“ Romantic and unforgettable ”
Here’s the thing: the rest of it wouldn’t have happened if the train to Amsterdam hadn’t been crowded. It was that kind of obnoxious crowded, with everyone greedy for space, every one annoyed that the train was overbooked and jammed, so I kept my head down once I had a seat, and I tried not to look up. I was reading The Sun Also Rises, which is a cliché, of course— recent college grad reading Hemingway on her first trip to Europe with her two friends—but I didn’t care. I had already made Constance and Amy drink coffee and cognac at Les Deux Magots, and I had walked the Left Bank in Paris and sat with the pigeons alone in the Jardin du Luxembourg. I didn’t want to leave Paris. I didn’t want to leave its wide boulevards, the men playing boules in the Tuileries, the cafés, the harsh swallows of strong coffee, the funny little horns on the scooters, the paintings and museums and the rich crêpes. I didn’t want to leave the early mornings when the café workers swept the cobblestones and rinsed down their areas with black hoses and silver water, or the evenings, either, when sometimes you smelled smoke, or chestnuts, and the old men with the long fishing poles sat on their three-legged stools and threw their lines baited with maggots into the Seine.

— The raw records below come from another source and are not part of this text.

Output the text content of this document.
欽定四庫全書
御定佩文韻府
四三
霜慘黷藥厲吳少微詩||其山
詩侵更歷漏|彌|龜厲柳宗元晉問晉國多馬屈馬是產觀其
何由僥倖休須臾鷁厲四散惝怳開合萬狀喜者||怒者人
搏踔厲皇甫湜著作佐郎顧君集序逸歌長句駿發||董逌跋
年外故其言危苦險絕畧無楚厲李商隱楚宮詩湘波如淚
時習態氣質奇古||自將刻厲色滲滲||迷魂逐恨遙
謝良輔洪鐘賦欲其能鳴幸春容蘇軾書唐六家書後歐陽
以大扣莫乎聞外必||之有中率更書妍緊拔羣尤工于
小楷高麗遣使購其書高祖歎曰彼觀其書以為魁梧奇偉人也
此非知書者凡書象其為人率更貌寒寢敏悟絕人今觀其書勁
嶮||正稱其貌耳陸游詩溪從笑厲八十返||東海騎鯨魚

I didn’t want to leave the booksellers along the river, the moldy stalls lined with old, yellowed books, the landscape painters who came and spread their oils across stretched canvas, attempting to capture what could never be captured but only hinted at, turned into a ghost of what the city held. I didn’t want to leave Shakespeare & Co., the English bookstore, the echo, the long, long echo of Hemingway and Fitzgerald, of nights splashing in the Ritz fountain, or squinty- eyed Joyce nibbling through his prose like a mouse hungry for print. I didn’t want to leave the gargoyles, either, the surprising, watchful stone eyes staring down from cathedrals, from Notre Dame and a hundred other churches, their white faces sometimes streaked with mysterious black, as if stone could hold tears and release them over centuries.
They say you can never leave Paris; that it must leave you if it chooses to go.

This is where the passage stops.